Herman Cain is a persuasive businessman, not only for the range of experience he has collected for himself, but the string of successes he has helped to achieve, in one case turning a near-defunct subsidiary deep in the red to back in the black.
And black he is, from the color of his skin to the electoral prosperity he is slowing reaping. He makes his point, he answer the questions, and he moves on to solutions. He even advertises himself as a problem solver, not a politician. Summarily he dismisses any concerns about his lack of experience in government as a positive for voters who tired of politicians saying all the right things but doing nothing.
The press is starting to swarm around his insurgent candidacy. Having very little to attack on from the political front, they are parsing his every word.
Thus do the mainstream media denounce his self-appraisal; not just the flavor of the month, but like Haagen-Dazs black walnut, which "tastes good all the time.”

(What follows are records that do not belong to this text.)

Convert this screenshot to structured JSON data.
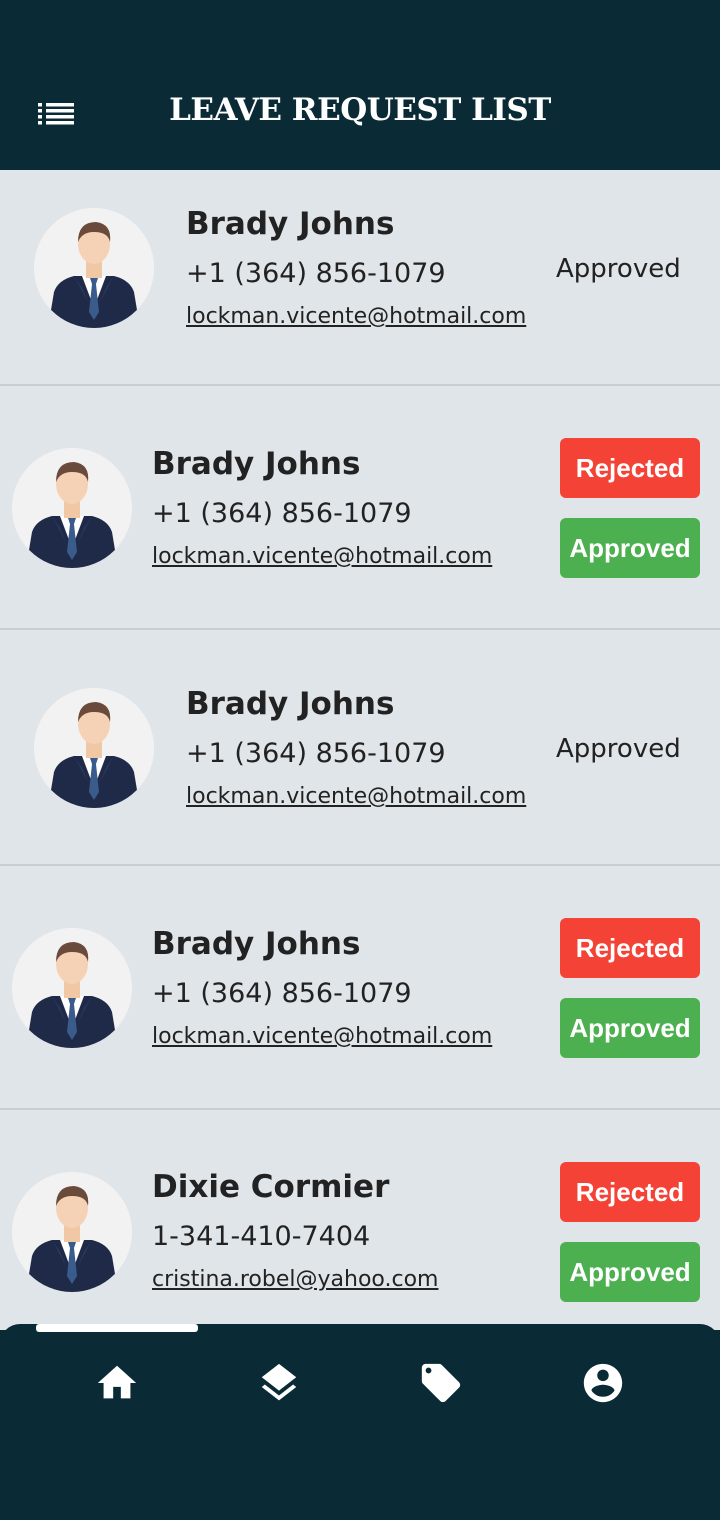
{
  "header": {
    "title": "LEAVE REQUEST LIST",
    "menu_icon": "list-icon"
  },
  "requests": [
    {
      "name": "Brady Johns",
      "phone": "+1 (364) 856-1079",
      "email": "lockman.vicente@hotmail.com",
      "status": "Approved"
    },
    {
      "name": "Brady Johns",
      "phone": "+1 (364) 856-1079",
      "email": "lockman.vicente@hotmail.com",
      "reject_label": "Rejected",
      "approve_label": "Approved"
    },
    {
      "name": "Brady Johns",
      "phone": "+1 (364) 856-1079",
      "email": "lockman.vicente@hotmail.com",
      "status": "Approved"
    },
    {
      "name": "Brady Johns",
      "phone": "+1 (364) 856-1079",
      "email": "lockman.vicente@hotmail.com",
      "reject_label": "Rejected",
      "approve_label": "Approved"
    },
    {
      "name": "Dixie Cormier",
      "phone": "1-341-410-7404",
      "email": "cristina.robel@yahoo.com",
      "reject_label": "Rejected",
      "approve_label": "Approved"
    }
  ],
  "bottom_nav": {
    "items": [
      {
        "icon": "home-icon",
        "active": true
      },
      {
        "icon": "layers-icon",
        "active": false
      },
      {
        "icon": "tag-icon",
        "active": false
      },
      {
        "icon": "account-circle-icon",
        "active": false
      }
    ]
  },
  "colors": {
    "primary_dark": "#0a2b36",
    "list_background": "#e0e5e9",
    "reject": "#f44336",
    "approve": "#4caf50"
  }
}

Haagen-Dazs has reported that they discontinued the flavor (therefore, it was indeed "the flavor of the month"), but Cain's popularity continues to grow, not just spiking in aberrant polls but confirmed by growing popular and media interest among GOP party faithful. This businessman-turned Presidential Candidate may be the consistent, charismatic, and confrontational chief executive whom the Republicans have been looking for to replace the great-on-paper (but paper-thin personality) Mitt Romney.